What are the things that your channels did differently this year?

We have a large risk appetite, all of the stuff that we did today was pioneered and never been done before, so we have challenged the norms. When we launched Motu Patlu it was a big risk and I can now tell you because it is all fine and is looking good but there is no child protagonist on that show. Have you seen any show which has no child protagonist? Whether it is Dora, Chota Bheem, Doremon, Ninja Hattori or Pokemon there are kids. This is one show which has only adults.

We wanted to make it happen, that is innovation to the core because you have to put your money where your mouth is, that is what we did. Of course we took it out of the comic book and totally changed it to make it more relevant and contemporary. Even the stories are all new aged.

Even with Pakdum-Pakdai come to think of it no one has made a chase animation series before in India. That is also an innovation and as we said there is no point going to mythology or any other things which have been done to death.  There has been innovation from a Sonic perspective as well, nobody has come out and said action is not being served to children let’s give them action. When you have action on gaming, then why not on broadcast? That is why the whole action concept came in and then we saw Kungfu Panda as a franchise which is comedy and action then we realized maybe there is a whole segment there that is waiting to go which therefore makes Sonic now action and comedy and we have a fine balance.

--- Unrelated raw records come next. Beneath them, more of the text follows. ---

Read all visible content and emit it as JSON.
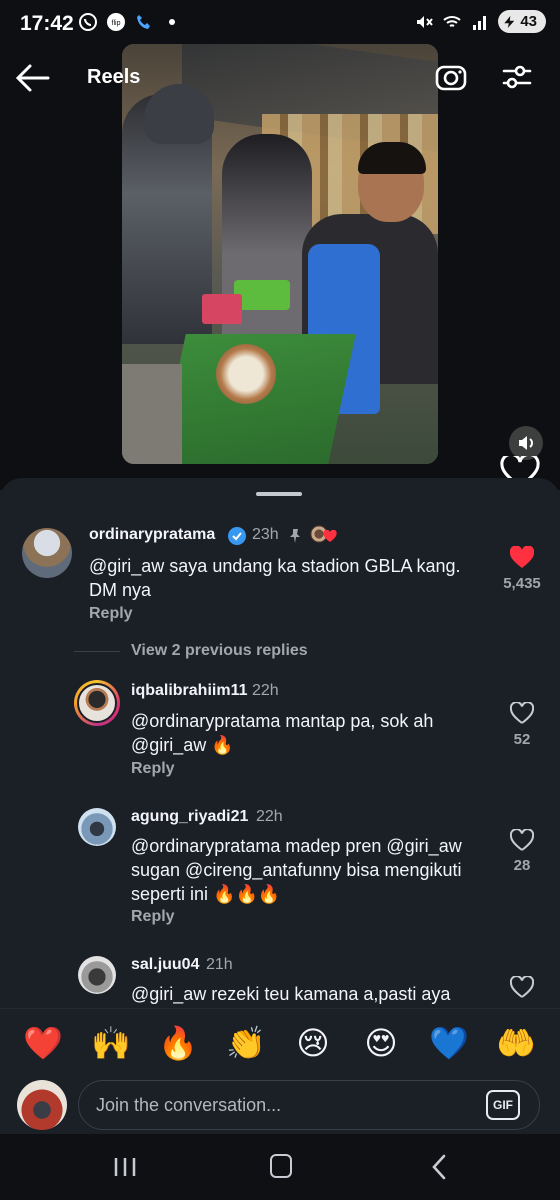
{
  "status_bar": {
    "time": "17:42",
    "notif_icons": [
      "whatsapp-icon",
      "flip-icon",
      "phone-icon",
      "dot-icon"
    ],
    "sys_icons": [
      "mute-icon",
      "wifi-icon",
      "signal-icon"
    ],
    "battery": "43"
  },
  "header": {
    "title": "Reels",
    "left_icon": "back-arrow-icon",
    "right_icons": [
      "camera-icon",
      "filter-icon"
    ]
  },
  "comments": [
    {
      "username": "ordinarypratama",
      "verified": true,
      "time": "23h",
      "pinned": true,
      "liked_by_creator": true,
      "text": "@giri_aw saya undang ka stadion GBLA kang. DM nya",
      "likes": "5,435",
      "liked": true,
      "reply_label": "Reply"
    },
    {
      "view_previous": "View 2 previous replies"
    },
    {
      "username": "iqbalibrahiim11",
      "time": "22h",
      "text": "@ordinarypratama mantap pa, sok ah @giri_aw 🔥",
      "likes": "52",
      "reply_label": "Reply"
    },
    {
      "username": "agung_riyadi21",
      "time": "22h",
      "text": "@ordinarypratama madep pren @giri_aw  sugan @cireng_antafunny bisa mengikuti seperti ini 🔥🔥🔥",
      "likes": "28",
      "reply_label": "Reply"
    },
    {
      "username": "sal.juu04",
      "time": "21h",
      "text": "@giri_aw rezeki teu kamana a,pasti aya"
    }
  ],
  "emoji_bar": [
    "❤️",
    "🙌",
    "🔥",
    "👏",
    "😢",
    "😍",
    "💙",
    "🤲"
  ],
  "composer": {
    "placeholder": "Join the conversation...",
    "gif_label": "GIF"
  },
  "colors": {
    "background": "#1b1f26",
    "heart_liked": "#ff3040",
    "verified": "#3897f0",
    "muted_text": "#a2a7ae"
  }
}
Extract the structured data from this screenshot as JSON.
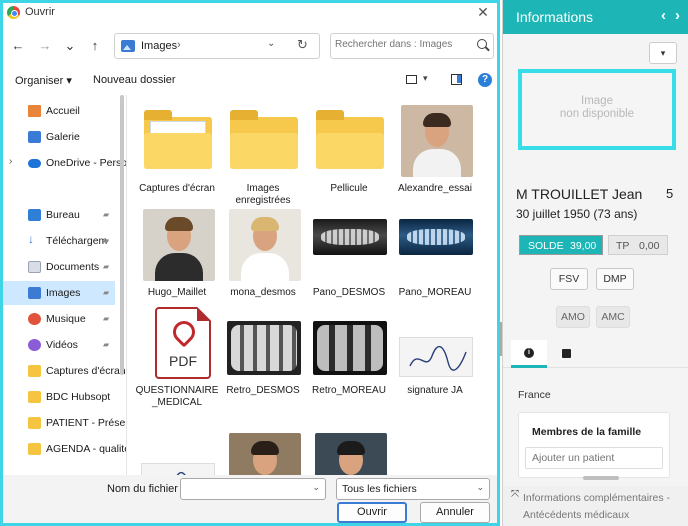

What is the growth that you are looking at in brand extensions?

It enables you to be flexible in what you do. You get into brand extensions and can do it from anything from making movies to getting on to digital in terms of games and apps to consumer products and merchandise and like I said in the future there is no stopping us. We can do hotels, theme parks, and more.  At the core we are entertainers and engagers and if we tell the story right with characters that kids love then we can do what we want to do. That is the idea of building the whole ecosystem and it also works for a broadcaster as creates an additional revenue stream for us. So it works for children and works for us.